Seventeenth Sunday after Trinity Mark 9:30-37 James 3:13 – 4:3; 7-8a
I don’t know exactly when the game of football was invented, and I don’t want to step on anybody’s toes by getting it wrong anyway; in several different forms perhaps. But it was probably not around at the time of Jesus. But if it had been part of life in those days, this part of Mark’s account in chapter 9 might have sounded to the disciples as kicking the ball in your own goal. ‘What are you talking about, Jesus?’, they might have asked, ‘And what’s the point?’ Even now, after all the things that Jesus has said and done before, it is still so cryptic and puzzling. And the thing is, in this passage, Jesus is not even using a parable – a story with a hidden meaning – he is speaking plainly, no riddles, no imagery at all. It says that he is teaching the disciples, as straight forward as possible, and although they heard, they did not understand but were afraid to ask him. What was Jesus saying? It was this: ‘The Son of Man is to be betrayed into human hands, and they will kill him, and three days after being killed, he will rise again.’ Well, that is as straight forward as can be. So why didn’t the disciples understand it? Maybe it was because until then, Jesus had been teaching in parables, when they had to look for the hidden meaning. But if there was a hidden meaning in his recent statement, they couldn’t find it. It escaped them. So, they did something else: they changed the subject as they were on the way and began to argue with one another who was the greatest. A most opportune and satisfying pastime no doubt… Jesus sees it as another moment to teach them something important, with relevance to his own mission and ministry. He says: ‘Whoever wants to be first must be last of all and servant of all.’ Then he takes a little child and puts it among them; and taking it in his arms, he says: ‘Whoever welcomes one such child in my name welcomes me, and whoever welcomes me welcomes not me but the one who sent me.’ It’s about the rule of life in the upside-down Kingdom of God in which we are called to seek to serve, not to seek to be served. In those days, a child was the person in the household with the lowest status; it had no voice. So welcoming a child was not often done. We may find that incomprehensible nowadays and it is. But what about others we consider of low status today? I’m not giving an answer to that but it may serve as an illustration of what Jesus means.
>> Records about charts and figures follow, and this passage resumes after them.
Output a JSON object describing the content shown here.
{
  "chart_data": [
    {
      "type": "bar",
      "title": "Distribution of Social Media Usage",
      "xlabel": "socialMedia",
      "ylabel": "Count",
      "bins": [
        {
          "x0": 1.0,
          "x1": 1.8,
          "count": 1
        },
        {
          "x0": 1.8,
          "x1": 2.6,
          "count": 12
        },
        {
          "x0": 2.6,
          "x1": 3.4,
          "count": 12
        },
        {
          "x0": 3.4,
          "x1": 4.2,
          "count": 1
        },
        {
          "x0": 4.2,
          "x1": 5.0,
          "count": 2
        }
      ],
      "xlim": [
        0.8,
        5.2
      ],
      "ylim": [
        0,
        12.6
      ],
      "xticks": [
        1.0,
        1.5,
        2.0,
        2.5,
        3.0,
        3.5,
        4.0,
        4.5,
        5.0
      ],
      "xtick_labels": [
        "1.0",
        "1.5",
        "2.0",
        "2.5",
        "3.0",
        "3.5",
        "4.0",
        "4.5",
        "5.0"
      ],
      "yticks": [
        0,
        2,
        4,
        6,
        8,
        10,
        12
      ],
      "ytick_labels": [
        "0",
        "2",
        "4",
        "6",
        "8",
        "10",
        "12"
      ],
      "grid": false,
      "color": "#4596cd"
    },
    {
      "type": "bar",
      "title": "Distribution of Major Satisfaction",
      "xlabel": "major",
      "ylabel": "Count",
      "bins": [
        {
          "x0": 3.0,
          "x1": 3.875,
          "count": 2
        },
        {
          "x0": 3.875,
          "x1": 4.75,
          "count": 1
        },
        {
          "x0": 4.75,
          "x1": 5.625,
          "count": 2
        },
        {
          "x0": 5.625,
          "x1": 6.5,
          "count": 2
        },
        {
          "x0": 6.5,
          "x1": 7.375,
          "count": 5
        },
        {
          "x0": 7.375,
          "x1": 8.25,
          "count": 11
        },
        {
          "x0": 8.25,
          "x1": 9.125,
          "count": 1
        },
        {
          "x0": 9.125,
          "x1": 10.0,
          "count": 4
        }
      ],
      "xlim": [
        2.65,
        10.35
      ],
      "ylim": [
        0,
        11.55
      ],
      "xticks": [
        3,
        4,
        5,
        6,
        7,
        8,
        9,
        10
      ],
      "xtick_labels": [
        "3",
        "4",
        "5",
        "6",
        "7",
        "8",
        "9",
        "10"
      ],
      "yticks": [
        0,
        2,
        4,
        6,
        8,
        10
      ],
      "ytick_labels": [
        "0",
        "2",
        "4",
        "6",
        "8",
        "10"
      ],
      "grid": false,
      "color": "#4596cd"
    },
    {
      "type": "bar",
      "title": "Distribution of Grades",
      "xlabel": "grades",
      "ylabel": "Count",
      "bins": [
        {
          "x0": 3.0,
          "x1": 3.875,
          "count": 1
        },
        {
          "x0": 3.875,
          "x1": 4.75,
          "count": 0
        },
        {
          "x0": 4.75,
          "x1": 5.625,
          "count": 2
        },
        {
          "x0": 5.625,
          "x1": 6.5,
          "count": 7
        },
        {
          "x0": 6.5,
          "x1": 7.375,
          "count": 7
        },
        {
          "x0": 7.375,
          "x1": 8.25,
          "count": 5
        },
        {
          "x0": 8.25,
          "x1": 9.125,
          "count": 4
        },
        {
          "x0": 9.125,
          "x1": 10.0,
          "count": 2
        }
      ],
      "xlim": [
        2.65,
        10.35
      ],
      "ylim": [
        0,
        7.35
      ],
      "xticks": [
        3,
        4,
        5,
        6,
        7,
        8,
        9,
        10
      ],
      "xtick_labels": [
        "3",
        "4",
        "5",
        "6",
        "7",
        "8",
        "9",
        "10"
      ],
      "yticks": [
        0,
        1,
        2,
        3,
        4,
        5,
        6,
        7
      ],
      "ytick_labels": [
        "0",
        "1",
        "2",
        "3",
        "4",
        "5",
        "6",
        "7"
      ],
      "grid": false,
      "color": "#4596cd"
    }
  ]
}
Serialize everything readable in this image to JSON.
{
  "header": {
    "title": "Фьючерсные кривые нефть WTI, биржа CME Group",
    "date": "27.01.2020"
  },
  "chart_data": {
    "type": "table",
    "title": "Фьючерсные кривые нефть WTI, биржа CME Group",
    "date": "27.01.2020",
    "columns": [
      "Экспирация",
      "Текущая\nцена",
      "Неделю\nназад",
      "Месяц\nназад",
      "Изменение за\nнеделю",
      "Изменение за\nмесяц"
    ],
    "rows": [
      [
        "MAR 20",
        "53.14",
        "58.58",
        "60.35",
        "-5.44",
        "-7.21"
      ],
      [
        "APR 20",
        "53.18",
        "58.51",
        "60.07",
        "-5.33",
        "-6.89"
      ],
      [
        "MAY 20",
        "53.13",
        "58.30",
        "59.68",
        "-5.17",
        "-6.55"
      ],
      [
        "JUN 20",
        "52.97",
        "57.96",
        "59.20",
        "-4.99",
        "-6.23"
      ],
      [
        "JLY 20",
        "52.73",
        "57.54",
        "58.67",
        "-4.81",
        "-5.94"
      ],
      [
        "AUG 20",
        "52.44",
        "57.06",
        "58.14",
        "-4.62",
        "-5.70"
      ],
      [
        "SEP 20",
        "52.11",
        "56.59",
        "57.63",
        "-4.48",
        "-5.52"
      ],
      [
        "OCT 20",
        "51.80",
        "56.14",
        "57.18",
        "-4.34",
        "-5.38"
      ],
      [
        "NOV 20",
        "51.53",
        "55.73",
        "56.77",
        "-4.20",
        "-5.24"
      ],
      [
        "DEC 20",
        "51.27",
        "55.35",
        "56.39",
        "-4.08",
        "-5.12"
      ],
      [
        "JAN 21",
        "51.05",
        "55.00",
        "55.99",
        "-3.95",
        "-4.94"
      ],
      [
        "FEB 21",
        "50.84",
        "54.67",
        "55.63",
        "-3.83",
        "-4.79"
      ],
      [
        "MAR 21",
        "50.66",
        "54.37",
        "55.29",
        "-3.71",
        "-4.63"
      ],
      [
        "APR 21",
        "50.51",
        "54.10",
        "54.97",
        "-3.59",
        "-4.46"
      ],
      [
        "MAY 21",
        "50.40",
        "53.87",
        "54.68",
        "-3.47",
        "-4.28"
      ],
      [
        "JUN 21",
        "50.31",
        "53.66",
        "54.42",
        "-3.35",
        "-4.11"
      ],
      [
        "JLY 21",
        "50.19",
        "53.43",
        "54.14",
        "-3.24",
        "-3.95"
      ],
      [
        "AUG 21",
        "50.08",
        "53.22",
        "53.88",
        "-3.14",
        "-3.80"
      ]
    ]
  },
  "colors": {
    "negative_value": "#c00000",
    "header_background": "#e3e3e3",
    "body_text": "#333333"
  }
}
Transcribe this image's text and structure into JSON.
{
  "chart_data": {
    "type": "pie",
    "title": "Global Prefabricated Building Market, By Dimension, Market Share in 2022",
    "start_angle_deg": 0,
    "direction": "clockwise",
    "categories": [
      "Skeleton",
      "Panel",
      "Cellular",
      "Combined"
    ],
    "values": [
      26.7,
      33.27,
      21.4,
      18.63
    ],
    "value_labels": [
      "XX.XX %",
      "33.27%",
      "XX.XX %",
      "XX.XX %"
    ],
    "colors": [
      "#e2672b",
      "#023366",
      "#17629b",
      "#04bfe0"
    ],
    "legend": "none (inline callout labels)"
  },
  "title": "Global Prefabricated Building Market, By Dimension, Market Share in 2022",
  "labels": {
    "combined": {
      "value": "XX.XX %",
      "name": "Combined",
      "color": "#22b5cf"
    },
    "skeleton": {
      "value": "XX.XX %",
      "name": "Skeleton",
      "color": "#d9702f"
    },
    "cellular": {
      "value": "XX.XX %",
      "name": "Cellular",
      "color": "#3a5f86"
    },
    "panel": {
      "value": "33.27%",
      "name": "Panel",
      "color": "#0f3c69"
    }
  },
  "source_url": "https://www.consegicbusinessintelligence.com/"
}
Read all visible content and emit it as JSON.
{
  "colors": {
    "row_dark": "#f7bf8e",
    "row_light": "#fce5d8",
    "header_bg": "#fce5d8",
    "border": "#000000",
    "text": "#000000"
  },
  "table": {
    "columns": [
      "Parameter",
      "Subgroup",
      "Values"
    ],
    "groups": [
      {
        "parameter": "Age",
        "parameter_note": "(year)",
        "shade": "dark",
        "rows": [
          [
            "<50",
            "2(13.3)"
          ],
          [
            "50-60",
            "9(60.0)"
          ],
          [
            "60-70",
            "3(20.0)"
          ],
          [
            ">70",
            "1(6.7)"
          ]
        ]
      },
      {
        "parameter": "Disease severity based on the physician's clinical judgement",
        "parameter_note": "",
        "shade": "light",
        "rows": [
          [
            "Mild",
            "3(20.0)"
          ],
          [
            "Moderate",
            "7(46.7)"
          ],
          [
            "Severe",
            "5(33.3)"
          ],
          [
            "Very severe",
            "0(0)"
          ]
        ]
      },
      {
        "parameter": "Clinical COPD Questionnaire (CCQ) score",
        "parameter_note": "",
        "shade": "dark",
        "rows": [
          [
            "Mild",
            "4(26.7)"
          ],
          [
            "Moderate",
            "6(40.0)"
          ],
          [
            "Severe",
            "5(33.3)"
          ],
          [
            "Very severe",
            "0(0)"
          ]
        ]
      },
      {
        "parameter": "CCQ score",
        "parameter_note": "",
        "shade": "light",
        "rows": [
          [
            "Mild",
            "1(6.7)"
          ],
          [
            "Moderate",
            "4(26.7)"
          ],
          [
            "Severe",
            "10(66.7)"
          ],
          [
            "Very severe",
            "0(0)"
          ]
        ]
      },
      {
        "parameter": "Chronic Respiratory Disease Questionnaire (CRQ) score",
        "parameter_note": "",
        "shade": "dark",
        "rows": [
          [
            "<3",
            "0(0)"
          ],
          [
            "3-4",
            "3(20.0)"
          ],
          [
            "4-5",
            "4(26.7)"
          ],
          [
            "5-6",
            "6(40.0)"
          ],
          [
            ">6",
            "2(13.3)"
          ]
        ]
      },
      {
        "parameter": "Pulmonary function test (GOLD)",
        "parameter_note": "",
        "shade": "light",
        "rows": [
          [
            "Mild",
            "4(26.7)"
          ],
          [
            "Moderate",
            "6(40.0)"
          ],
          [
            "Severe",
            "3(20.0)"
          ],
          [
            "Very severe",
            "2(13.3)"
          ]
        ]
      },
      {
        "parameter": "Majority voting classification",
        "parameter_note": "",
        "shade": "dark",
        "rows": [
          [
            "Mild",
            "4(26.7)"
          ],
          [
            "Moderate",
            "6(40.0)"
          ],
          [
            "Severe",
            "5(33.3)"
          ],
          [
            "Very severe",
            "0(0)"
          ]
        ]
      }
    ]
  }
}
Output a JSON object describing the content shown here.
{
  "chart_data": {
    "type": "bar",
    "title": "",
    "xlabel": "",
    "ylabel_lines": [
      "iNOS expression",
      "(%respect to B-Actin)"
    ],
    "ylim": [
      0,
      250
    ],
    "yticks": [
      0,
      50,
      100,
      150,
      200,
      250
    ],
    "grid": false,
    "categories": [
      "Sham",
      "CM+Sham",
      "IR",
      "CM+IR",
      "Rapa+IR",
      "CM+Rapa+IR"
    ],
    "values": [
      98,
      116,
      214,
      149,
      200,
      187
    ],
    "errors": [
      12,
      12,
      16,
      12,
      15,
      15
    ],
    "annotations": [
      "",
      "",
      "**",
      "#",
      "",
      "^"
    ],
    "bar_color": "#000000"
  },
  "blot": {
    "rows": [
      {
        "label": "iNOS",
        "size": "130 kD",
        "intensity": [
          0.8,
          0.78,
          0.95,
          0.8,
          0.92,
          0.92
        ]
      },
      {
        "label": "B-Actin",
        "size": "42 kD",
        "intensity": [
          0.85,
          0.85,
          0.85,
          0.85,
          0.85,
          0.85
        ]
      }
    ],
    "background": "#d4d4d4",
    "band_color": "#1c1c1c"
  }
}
We find a complementary statement in James’ letter, chapter 3: ‘Who is wise and understanding among you? Show by your good life that your works are done with gentleness born of wisdom. But if you have bitter envy and selfish ambition in your hearts, do not be boastful and false to the truth. […] God opposes the proud, but gives grace to the humble.’ We may want to sympathise with the disciples, that they find it so difficult to grasp that the road to true greatness is not through selfish ambition but through self-giving service. It is not always easy to work along those principles but it is the best way in God’s Kingdom. In today’s world, such a thought may still sound like ‘kicking the ball in one’s own goal’, for want of a better metaphor. Maybe the thing for us to do is to really listen. The Word of God is still living and active, and of great importance. Even if we are not totally open to it, we may miss the point completely if we block up our ears, change the subject and look for what is in it for us. So let us look for true wisdom, where the last will be first and the first will be last. Amen.